Stakeholder engagement and feedback during protocol and survey development is highly valuable and crucial to project success and this was a key focus of the internship. We had the privilege of hearing the stories of brave men who have sex with men and female sex workers from representatives of these marginalized groups. I also provided technical support for the monitoring and evaluation section of an existing national USAID-funded HIV prevention program run by our project’s partner organization. This allowed me to expand my technical research experience, as the methods used in the study were new to me, and provided me with an understanding of the logistics, administration, and time that study development takes in an international setting, which will be useful for future research positions.

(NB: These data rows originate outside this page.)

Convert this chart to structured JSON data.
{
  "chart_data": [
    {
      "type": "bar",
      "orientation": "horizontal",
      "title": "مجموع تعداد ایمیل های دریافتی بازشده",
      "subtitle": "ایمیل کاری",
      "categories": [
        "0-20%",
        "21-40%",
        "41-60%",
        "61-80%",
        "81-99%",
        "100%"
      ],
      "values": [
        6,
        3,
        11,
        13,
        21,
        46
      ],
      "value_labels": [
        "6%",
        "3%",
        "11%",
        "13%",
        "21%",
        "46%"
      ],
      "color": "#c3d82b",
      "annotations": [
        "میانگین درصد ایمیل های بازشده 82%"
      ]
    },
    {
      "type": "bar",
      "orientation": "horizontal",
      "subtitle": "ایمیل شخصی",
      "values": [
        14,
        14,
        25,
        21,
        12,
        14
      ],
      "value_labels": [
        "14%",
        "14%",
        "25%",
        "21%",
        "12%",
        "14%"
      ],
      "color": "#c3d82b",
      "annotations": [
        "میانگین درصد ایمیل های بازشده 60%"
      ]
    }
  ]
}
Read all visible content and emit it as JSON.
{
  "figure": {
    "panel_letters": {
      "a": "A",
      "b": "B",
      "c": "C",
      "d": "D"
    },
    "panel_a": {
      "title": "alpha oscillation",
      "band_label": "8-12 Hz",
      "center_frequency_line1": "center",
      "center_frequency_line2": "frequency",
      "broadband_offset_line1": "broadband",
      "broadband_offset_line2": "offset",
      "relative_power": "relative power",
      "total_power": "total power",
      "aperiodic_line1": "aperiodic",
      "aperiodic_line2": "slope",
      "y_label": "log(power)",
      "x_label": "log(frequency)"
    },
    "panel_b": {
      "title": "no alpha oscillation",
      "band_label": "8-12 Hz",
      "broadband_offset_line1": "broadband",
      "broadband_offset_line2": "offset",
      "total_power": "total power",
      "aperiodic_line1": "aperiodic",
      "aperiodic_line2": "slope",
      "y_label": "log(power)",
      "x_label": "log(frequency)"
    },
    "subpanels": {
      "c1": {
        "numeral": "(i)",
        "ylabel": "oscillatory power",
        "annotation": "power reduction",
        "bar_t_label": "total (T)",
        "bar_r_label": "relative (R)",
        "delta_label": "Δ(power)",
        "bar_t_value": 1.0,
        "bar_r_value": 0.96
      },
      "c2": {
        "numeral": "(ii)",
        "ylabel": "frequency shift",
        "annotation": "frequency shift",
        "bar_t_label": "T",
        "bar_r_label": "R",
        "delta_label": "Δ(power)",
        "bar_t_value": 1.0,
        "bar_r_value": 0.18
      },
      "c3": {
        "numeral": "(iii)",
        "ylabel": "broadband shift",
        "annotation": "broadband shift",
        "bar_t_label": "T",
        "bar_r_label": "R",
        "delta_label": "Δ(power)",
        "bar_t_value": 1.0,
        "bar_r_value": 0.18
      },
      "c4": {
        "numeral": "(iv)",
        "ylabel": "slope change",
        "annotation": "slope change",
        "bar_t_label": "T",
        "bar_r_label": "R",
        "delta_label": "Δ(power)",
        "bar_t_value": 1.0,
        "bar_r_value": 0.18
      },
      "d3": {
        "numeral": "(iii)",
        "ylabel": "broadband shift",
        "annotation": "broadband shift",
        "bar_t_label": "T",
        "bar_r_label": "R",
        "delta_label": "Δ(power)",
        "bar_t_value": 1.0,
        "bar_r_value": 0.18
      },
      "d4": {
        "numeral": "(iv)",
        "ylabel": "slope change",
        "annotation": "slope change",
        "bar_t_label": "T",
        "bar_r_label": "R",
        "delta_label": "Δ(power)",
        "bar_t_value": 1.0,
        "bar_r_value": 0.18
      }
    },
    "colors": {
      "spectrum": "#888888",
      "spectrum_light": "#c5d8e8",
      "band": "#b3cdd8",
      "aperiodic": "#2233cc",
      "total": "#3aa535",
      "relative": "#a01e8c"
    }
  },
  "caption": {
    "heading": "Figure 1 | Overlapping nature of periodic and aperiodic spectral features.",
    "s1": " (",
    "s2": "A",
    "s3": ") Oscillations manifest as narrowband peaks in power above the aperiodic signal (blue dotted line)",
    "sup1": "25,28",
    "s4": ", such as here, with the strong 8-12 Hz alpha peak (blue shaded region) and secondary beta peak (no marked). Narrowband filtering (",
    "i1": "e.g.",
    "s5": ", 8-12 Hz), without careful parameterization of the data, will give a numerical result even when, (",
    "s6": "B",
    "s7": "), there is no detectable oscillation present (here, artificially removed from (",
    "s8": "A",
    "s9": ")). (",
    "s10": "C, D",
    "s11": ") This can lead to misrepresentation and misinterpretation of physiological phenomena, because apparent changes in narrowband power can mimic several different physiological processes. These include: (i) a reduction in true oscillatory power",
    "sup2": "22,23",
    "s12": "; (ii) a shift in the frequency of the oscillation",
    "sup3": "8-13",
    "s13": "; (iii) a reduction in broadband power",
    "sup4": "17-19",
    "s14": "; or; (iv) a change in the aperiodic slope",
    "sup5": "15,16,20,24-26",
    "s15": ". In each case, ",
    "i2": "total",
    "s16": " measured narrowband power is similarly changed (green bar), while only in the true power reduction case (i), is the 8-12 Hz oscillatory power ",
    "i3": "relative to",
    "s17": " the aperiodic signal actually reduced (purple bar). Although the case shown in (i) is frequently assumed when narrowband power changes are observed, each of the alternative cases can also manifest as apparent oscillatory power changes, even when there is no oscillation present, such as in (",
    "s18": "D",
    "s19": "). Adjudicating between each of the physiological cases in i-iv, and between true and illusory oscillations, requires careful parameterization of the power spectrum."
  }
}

Visiting Mefou Primate Sanctuary run by Ape Action Africa (www.ApeActionAfrica.org) was a memorable experience, perhaps heightened due of my interest in HIV research. While the first documented case of AIDS in the United States was in the year 1981, there is building consensus among scientists in the HIV field that HIV most likely originated from wild chimpanzees in Cameroon. To be precise, the hunting and butchering of wild nonhuman primates resulted in the Simian Immunodeficiency Virus (SIV) being transmitted to humans multiple times throughout the 20th century and mutated into HIV in humans, a form that was transmissible to other humans. As we learned on our visit to this sanctuary, there has been much advocacy to support the ban on the hunting of primates for consumption, which is great from a public health perspective! They are also our closest ancestors and deserve to be treated with respect in my opinion (and not sold overseas as pets, for example).
The food was also fantastic. To document my trip in a more light-hearted perspective, I have posted my experiences with Cameroonian food in the form of a two-part blog, which can be viewed at the following link: http://deeeats.wordpress.com/2012/10/24/guest-post-by-ju-park-je-voudrais-avoir-le-poisson-sil-vous-plait/
I was encouraged by friends, family and mentors to pursue this opportunity and I am glad that I did. An experience like this will stay with you for life, and may inform the direction of your career. The GHEFP program strengthened my passion for HIV/AIDS research, particularly in serving marginalized populations. My one piece of advice for students would be to try to learn as much about the country and language as possible before leaving the U.S., as well as information on your project.